大概自己永远没有勇气像曾虞兮一样拒绝母亲,同母亲生气,撒娇。他觉得自己很恶心,有时候他恨所有人,但到最后最恨的还是自己。
在车上曾虞兮睡过去了,脑袋斜斜地靠在车窗上,睫毛很长。曾晓坐得离他近,手触碰了他的脖颈,感受到血管在指腹上的跳动。
曾晓产生了杀死对方的冲动,但对方不可能这样轻易被杀死,他也只是伸手试探罢了。
曾虞兮睁开了眼睛。睡眼惺忪,嗓音沙哑地问道:“我们到了?”
“对,我刚刚要叫你起来。”
曾虞兮推开他的手臂,皱眉:“别靠我太近。有点热。”
曾晓说:“我们出去吧,妈妈在车外等久了。”
曾母很熟悉曾虞兮的尺寸和穿衣风格,拿着几件衣服在他身上比对。曾虞兮微笑着说:“妈妈,我又不是小孩子了,买衣服这种事完全可以自己选的。”
“这不是带你弟弟来嘛,他衣柜里的衣服太少,又不知道穿什么风格。”
两个人像是这时候才想起曾晓,曾母把手臂搭在曾晓的肩膀上:“一起来换衣间试衣服吧,我给你选了几件。”

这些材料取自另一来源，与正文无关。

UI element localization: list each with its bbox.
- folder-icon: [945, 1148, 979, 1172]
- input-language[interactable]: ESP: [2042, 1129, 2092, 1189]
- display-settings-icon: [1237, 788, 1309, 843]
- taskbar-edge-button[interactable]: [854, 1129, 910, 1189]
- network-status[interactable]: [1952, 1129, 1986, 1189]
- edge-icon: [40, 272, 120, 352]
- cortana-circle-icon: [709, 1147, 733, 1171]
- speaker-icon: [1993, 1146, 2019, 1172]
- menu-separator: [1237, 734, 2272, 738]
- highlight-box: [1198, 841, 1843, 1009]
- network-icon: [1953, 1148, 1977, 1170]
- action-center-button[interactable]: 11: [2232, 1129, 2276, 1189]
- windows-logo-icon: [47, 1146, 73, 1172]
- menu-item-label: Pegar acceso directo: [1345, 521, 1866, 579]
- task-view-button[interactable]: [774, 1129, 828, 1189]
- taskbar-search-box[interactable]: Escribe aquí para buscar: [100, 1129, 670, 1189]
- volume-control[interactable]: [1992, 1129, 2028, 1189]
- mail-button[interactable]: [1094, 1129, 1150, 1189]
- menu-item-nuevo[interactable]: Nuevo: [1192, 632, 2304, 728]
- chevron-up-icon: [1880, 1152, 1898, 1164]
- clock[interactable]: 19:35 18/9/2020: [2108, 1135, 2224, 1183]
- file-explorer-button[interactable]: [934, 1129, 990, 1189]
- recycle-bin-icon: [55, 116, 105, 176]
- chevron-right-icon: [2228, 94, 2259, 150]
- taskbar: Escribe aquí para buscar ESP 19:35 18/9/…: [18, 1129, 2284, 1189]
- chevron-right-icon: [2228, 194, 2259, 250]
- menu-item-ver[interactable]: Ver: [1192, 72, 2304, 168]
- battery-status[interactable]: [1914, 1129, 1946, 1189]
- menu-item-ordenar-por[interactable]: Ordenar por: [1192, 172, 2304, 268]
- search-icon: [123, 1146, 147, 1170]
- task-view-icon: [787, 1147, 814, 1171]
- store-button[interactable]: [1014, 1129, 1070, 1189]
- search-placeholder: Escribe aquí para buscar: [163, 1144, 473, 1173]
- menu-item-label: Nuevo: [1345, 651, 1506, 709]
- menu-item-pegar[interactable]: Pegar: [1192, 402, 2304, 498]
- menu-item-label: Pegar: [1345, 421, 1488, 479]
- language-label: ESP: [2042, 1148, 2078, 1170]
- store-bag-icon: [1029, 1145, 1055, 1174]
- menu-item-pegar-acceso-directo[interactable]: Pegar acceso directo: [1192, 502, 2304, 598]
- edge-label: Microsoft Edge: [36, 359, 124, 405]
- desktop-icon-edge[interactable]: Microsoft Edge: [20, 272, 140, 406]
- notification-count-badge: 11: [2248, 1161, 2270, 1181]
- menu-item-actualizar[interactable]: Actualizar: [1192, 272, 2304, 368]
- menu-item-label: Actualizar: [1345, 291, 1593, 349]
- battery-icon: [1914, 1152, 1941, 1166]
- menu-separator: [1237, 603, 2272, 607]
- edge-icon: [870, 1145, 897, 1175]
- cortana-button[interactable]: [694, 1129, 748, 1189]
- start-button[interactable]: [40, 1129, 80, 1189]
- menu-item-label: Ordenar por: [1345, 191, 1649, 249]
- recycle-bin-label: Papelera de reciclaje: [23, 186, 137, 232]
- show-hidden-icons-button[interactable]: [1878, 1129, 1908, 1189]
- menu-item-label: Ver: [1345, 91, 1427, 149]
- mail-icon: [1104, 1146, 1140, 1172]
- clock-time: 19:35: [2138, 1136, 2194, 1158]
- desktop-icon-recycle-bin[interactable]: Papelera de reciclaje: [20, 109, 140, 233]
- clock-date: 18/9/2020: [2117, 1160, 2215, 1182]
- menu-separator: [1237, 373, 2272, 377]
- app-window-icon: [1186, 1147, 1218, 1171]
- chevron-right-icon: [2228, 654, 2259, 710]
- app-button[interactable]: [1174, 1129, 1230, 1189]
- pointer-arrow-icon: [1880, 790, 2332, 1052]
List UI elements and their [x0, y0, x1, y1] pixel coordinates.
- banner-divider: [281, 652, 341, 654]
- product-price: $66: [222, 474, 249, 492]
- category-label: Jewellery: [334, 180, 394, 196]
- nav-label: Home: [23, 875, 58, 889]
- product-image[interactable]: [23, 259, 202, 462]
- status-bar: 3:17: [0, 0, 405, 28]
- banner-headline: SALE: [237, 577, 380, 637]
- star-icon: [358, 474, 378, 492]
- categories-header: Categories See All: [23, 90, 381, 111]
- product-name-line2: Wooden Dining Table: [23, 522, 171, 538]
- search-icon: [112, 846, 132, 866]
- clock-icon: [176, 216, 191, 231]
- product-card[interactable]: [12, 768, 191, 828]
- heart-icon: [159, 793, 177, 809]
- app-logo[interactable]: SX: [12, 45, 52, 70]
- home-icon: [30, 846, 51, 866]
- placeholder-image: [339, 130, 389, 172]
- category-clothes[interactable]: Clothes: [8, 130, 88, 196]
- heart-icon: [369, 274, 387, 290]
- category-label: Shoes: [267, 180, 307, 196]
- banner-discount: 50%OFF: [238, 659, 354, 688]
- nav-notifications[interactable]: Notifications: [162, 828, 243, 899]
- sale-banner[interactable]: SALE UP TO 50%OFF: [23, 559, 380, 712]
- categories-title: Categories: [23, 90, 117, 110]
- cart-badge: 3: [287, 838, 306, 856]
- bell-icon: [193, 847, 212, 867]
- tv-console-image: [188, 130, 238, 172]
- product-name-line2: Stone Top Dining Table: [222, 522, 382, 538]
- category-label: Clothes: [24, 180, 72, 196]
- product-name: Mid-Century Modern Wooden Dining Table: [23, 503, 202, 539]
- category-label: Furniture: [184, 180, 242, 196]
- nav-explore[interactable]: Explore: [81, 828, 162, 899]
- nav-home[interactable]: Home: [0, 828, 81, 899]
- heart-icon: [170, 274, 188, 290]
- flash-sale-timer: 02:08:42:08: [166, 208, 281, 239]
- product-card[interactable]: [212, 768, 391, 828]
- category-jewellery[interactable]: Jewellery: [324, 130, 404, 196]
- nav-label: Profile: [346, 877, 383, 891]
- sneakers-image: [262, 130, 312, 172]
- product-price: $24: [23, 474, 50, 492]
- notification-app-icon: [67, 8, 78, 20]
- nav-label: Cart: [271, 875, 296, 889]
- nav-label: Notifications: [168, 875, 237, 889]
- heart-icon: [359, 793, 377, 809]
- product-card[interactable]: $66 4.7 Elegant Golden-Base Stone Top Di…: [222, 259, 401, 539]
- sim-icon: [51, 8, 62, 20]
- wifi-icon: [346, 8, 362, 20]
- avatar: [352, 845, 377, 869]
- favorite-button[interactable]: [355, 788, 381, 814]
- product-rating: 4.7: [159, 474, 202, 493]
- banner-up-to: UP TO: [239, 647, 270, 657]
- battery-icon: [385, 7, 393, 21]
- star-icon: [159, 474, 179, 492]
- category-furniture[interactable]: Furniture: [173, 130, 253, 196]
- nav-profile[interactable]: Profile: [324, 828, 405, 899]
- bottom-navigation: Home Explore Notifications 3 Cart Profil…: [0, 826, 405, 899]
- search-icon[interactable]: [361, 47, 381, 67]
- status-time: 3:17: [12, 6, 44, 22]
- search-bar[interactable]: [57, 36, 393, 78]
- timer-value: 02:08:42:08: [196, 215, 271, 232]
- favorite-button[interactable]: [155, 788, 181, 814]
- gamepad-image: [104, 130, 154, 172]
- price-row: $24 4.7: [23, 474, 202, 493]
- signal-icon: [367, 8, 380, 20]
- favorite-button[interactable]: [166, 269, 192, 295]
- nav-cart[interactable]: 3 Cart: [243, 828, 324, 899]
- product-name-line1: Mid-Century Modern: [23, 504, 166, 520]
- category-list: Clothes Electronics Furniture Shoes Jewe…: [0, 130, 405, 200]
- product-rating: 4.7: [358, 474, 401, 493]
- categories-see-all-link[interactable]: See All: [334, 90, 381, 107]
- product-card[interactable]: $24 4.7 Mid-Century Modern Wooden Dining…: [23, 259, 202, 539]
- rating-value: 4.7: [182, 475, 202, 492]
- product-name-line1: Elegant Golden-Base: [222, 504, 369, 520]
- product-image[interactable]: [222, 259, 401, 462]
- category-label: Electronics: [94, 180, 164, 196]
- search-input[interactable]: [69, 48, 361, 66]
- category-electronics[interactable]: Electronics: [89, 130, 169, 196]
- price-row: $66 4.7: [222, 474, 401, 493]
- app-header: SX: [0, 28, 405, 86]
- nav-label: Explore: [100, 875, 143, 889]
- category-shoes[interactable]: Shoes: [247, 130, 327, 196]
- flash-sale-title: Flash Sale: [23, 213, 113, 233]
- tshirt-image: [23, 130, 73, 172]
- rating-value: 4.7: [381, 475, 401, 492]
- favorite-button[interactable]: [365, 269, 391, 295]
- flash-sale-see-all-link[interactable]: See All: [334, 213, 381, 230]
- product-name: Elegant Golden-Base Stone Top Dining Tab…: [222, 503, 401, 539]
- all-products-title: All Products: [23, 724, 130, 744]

曾晓大多穿很沉闷的黑色。这倒不是因为他喜欢黑色,而是因为黑色是不会出错的颜色,耐脏,料子厚一点也耐磨损。他不是没想尝试过其他风格,但穿在自己身上总觉得不顺眼。
曾母给曾晓选了几件轻薄一点的衬衫,颜色很浅。走出试衣间时曾虞兮看着他的脸说很漂亮。